When GOP lawmakers opened up North Carolina’s wetlands for development, coastal waterkeeper Riley Lewis got busy organizing her neighbors.
Riley Lewis is concerned about flooding.
“[It’s] going to be seen all over North Carolina, but especially along the coast,” she tells Cardinal & Pine.
A local waterkeeper based in North Carolina’s coastal Carteret County, Lewis is intimately aware of how the state’s wetlands impact her life. They’re home to local seafood and serve as a natural barrier against flooding and storm damage. That makes NC’s wetlands essential—and at least 50% of them are at risk of destruction.
Lewis works with Coastal Carolina Riverwatch overseeing the White Oak River Basin—which encompasses eight types of wetlands, supports the state’s seafood industry, and covers the majority of Onslow and Carteret counties. She compares the state’s extensive wetland system to a sponge, breaking down water pollution and soaking up water from storm surges and rain that would otherwise cause flooding.
Prior to 2023, these vital ecosystems were protected by the federal 1972 Clean Water Act, which required developers to request special permits before filling or dredging wetlands across the nation. That changed in August of last year, when a new US Supreme Court ruling altered the definition of protected wetlands, putting millions of acres in danger nationwide.
While the North Carolina state legislature had the option to protect the wetlands here, the Republican-controlled General Assembly opted to do the opposite—passing the NC Farm Act of 2023 in June, which prohibits regulators in our state from adopting wetland protections beyond those at the federal level. That law now leaves 2.5 million acres of NC wetlands open to pollution, dumping, and development, amid increasing climate change-related threats.
“Up until now, NC had our own state protected wetlands that buffered storm damage, absorbed flood waters, provided habitat for important fish species, and processed pollutants throughout the state,” Lewis wrote on June 9, 2023, the day after the Farm Act passed. “Now, one million acres of wetlands are able to be filled and used as dumping grounds for developments and industry.”
Prior to the law’s passing, the NC Division of Water Resources was already receiving an average of 770 permit requests per year to modify state wetlands.
“This bill is the single most destructive action taken in North Carolina in decades,” Geoff Gisler, program director at the Southern Environmental Law Center, said in a press release. “The legislature has abandoned our great natural resources, the rivers we depend on, and communities across the state.”

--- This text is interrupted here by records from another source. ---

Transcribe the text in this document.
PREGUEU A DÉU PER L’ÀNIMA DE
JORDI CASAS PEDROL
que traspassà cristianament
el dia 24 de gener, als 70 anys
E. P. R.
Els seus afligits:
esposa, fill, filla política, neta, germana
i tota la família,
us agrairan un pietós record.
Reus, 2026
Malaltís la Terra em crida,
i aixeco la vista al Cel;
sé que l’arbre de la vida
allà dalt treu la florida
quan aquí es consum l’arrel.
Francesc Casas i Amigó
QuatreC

Now, Riley Lewis strives to help protect North Carolina’s wetlands by advocating for a change in state law, and by letting the community know what they can do to help the future of NC’s ecosystems and how they should prepare for changes to their everyday lives.
“[The wetlands are] our first line of protection,” Lewis says. “If we replace these wetlands with hardened structures like homes and roads, all that water is going to end up just sitting there…it’s going to make flooding incredibly worse.”
Becoming a Water Quality Advocate
North Carolina is home to nine waterkeepers who advocate for safe drinking water and other environmental concerns. They’re connected through the Waterkeepers Carolina advocacy group, with each serving as an ecological expert and resource for their regional community. They’re also highly qualified experts in the field.
Lewis, for example, earned her Master of Coastal and Ocean Policy degree at UNC Wilmington and led citizen-science research on wetland and oyster health with Americorps in Wilmington before becoming the Coastal Carolina Riverwatch waterkeeper.
She describes her waterkeeper position as a dream job.
“I get to care about people, I get to care about the environment…and [I] have already seen local change,” she says.
Researching issues like water quality and flooding are essential to the job, but another key facet of Lewis’ role is connecting her community to the information they need. She hosts a monthly advocacy group where she teaches Carteret and Onslow county residents how to advocate for their environment and address issues impacting their lives.
One of the most important aspects of the group is the space it provides for neighbors to talk about their water quality concerns and help each other find solutions—including talking with local officials and elected leaders.
In her advocacy group, Lewis specifically encourages residents to participate in city council and county commission board meetings. Across the state, these meetings are open to the public and provide an opportunity for residents to speak on local laws, the budget, and proposed development.
“I’m trying to make sure that people have the resources and motivation to reach out because that’s going to be the first step in repairing [wetland] damage and preventing more from happening.”
In addition to talking with local waterkeepers, joining citizen-led research, and participating in wetland clean-ups, North Carolinians can get involved with their town’s ordinance plans, making calls and attending meetings to be a voice for prioritizing water quality and sustainable development.
Maintaining the health of these ecosystems is “not a one-size-fits-all situation,” says Lewis. “A lot of it comes down to the ordinances within a community, what their land-use plan looks like, and what the community members actually want.”
There is strength in numbers when communities are armed with the knowledge and resources to protect their wetlands, she says.
“Ultimately, it’s going to be talking to your neighbors, talking to your local commissioners, reaching out to your legislators, and sharing your opinion,” says Lewis.
[Correction: An earlier version of this story misquoted Riley Lewis in the headline. Cardinal & Pine regrets the error.]